A custodial interrogation has been defined by the US Supreme Court as "questioning initiated by law enforcement officers after a person has been taken into custody or otherwise deprived of his freedom of action in any significant way." Your personal subjective view does not matter rather the standard is whether a reasonable person innocent of a crime would feel that they were not free to leave. If Miranda is violated only the statements obtained may be excluded i.e. the case likely won't get dismissed if other evidence exists.
Admissions you make to anybody can be used against you. Don't play lawyer, get a good criminal defense attorney.
The loss prevention officer is not a police officer, and you do not have the same constitutional protections. Any statements made to an LP officer will most likely be admissible against you.

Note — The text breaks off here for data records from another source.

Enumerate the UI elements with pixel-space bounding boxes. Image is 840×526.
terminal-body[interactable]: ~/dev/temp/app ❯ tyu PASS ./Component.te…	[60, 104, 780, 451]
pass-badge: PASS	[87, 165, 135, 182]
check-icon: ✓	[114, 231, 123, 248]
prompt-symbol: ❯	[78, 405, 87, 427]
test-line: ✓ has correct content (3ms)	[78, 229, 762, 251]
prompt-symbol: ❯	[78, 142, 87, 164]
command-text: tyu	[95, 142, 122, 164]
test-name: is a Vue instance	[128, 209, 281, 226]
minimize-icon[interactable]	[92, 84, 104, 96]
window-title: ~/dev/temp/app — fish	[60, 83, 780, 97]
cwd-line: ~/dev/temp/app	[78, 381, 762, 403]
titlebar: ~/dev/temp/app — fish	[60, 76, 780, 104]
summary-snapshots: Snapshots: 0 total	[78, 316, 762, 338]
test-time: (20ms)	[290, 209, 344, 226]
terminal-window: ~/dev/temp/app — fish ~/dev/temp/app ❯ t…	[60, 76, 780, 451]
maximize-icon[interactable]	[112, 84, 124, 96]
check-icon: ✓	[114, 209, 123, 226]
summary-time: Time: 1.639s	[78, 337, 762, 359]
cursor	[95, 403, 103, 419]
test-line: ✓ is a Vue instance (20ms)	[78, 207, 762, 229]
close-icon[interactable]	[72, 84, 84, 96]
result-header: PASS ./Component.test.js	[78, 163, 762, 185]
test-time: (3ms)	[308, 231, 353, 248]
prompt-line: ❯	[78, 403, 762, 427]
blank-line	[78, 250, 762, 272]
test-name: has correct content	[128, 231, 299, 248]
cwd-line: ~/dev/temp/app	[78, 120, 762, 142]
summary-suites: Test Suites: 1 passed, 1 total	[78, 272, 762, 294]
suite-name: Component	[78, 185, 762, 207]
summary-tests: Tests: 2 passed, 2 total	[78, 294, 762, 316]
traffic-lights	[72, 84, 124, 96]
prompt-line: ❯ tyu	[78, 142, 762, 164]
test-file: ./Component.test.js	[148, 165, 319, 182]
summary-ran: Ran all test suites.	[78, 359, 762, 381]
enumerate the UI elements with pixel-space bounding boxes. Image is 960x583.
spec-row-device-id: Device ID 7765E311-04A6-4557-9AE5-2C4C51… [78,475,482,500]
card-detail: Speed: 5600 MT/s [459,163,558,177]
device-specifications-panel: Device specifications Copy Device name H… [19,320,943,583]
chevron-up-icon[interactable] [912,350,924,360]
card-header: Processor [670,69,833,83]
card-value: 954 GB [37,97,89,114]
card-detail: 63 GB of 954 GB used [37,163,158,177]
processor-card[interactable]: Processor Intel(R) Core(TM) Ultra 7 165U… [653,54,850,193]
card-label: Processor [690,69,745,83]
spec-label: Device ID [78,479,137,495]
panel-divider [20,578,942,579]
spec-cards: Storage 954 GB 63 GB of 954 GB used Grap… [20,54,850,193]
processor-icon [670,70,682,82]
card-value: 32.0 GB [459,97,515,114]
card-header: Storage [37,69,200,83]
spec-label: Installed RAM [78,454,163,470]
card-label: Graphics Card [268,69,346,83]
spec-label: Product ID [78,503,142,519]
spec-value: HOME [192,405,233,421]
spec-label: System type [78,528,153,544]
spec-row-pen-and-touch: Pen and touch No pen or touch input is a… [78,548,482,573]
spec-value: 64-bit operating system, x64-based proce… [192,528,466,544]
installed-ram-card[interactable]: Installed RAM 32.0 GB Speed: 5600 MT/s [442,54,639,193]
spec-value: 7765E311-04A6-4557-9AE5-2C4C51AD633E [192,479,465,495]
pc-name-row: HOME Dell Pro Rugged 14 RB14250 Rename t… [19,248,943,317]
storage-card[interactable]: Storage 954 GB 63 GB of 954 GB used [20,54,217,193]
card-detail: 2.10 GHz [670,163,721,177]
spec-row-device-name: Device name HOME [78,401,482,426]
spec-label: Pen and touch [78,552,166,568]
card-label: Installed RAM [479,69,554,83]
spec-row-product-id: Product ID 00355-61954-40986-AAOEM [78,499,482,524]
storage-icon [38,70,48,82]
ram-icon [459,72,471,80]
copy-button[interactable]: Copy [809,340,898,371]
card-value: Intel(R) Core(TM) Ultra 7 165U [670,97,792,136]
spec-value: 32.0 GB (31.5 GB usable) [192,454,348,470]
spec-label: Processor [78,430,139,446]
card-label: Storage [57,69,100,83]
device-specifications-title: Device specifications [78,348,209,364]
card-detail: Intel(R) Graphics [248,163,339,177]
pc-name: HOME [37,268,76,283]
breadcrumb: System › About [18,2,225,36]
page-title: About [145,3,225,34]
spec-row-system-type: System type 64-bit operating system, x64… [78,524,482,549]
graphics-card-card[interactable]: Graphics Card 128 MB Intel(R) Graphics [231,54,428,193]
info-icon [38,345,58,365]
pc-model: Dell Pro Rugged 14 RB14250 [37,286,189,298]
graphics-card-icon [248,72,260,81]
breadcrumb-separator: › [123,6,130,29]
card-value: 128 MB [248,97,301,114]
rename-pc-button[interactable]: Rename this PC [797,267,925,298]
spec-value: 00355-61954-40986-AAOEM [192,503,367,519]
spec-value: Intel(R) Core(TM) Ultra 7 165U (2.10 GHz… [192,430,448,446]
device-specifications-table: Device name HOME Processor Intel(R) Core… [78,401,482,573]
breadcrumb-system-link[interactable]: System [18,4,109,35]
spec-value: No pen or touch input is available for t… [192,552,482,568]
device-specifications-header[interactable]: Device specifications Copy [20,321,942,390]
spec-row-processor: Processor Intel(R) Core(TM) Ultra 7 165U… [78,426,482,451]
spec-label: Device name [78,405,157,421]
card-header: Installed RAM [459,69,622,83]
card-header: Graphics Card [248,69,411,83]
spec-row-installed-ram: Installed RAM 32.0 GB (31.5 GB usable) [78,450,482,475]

The facts you mention with the police officer sound like you were in "custody" - as soon as a reasonable person would believe they could not leave, Miranda rights are required before proceeding with questions - handcuffs, police station etc are not the determining factor
The LP is not a police officer. Therefore Miranda does not apply to their conduct. Likewise the 4th amendment regarding searches and seizures does not apply to their conduct. In your scenario the arrest did not take place until the cuffs were put on and the person was told they were under arrest. The persons subjective belief that they were not free to leave is not relevant under Michigan law. Miranda and its rights are triggered by the actual arrest. Lastly, yes, statements made to the LP are admissible at trial.